Oberoi’s business success didn’t emerge overnight. He was already a keen investor in sectors like edtech, agritech, and sustainable jewellery before fully stepping into real estate. One of his other ventures, Solitario, focuses on lab-grown diamonds, reflecting his broader inclination toward environmentally sustainable and ethically conscious businesses. His firm iScholar, an edtech platform, also aims to make quality education more accessible across India and the Gulf.Raised in a household familiar with fame and finance—his father, veteran actor Suresh Oberoi, is also a successful businessman—Vivek credits early financial independence and family values for shaping his business acumen. “I made my first crore in my teens,” he once revealed, underscoring how long the foundations of his empire had been in the making.

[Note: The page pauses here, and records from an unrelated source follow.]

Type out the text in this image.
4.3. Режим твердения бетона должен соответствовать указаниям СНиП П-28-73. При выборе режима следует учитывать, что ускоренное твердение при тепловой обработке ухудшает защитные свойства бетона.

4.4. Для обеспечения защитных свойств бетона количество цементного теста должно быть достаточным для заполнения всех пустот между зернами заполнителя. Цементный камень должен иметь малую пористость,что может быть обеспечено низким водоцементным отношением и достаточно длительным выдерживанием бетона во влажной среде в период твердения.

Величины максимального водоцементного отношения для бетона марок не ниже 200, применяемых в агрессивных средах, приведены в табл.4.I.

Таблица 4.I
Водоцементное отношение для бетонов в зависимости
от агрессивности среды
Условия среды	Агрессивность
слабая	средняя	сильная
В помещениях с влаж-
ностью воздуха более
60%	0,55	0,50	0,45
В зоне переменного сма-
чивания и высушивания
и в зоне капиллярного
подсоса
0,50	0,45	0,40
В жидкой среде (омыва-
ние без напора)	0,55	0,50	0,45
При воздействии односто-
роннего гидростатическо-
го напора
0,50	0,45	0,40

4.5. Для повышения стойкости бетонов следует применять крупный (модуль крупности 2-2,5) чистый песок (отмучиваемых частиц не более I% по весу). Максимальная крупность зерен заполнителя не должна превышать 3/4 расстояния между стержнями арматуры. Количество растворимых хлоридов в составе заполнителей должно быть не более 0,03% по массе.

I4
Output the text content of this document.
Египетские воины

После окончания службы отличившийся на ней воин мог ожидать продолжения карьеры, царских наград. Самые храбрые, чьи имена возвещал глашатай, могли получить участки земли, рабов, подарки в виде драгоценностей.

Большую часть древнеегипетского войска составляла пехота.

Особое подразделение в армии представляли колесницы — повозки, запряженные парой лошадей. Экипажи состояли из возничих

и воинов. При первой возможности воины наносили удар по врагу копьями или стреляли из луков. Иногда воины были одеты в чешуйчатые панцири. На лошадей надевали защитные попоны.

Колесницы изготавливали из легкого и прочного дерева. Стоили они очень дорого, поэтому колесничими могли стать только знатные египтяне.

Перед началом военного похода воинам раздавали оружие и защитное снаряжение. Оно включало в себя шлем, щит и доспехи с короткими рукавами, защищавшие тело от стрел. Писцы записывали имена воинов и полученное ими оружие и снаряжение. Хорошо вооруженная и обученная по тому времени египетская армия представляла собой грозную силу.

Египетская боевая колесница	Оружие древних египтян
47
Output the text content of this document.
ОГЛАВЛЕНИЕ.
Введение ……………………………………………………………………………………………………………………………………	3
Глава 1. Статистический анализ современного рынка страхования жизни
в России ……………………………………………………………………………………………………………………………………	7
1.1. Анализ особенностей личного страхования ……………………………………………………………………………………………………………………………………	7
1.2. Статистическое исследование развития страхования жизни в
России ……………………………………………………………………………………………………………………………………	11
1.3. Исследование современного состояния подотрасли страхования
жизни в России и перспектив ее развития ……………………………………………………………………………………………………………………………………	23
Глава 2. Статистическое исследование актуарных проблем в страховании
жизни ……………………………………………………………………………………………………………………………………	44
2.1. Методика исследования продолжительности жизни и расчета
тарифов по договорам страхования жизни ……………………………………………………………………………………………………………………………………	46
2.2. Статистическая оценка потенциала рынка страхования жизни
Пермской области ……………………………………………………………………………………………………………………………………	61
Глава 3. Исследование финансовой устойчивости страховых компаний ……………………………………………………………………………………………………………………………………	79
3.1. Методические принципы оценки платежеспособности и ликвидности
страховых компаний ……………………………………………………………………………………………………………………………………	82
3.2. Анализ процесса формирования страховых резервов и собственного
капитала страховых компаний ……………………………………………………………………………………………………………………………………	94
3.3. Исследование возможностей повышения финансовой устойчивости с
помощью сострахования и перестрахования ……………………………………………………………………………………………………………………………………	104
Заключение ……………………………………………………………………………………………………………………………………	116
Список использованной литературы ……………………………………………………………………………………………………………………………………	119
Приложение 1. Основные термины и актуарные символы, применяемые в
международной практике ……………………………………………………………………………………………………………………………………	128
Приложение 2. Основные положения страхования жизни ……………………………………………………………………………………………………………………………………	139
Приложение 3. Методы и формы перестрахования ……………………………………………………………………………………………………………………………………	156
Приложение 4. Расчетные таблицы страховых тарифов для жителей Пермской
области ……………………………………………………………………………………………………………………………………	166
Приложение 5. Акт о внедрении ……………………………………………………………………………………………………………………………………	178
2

While Oberoi continues to be associated with Bollywood, his focus has clearly shifted toward building impactful businesses that are both financially sound and socially responsible. His journey from Mumbai’s film studios to Dubai’s real estate skyline is symbolic of a broader trend—where Indian creatives and entrepreneurs are increasingly global in ambition and execution.
With a growing real estate footprint, diversified investments, and a sharp eye on global trends, Vivek Oberoi’s pivot to Dubai marks not just a personal reinvention but a powerful testament to the evolving Indian business diaspora. His story is one of transformation—from screen star to strategic entrepreneur—anchored in the pursuit of purpose-led growth.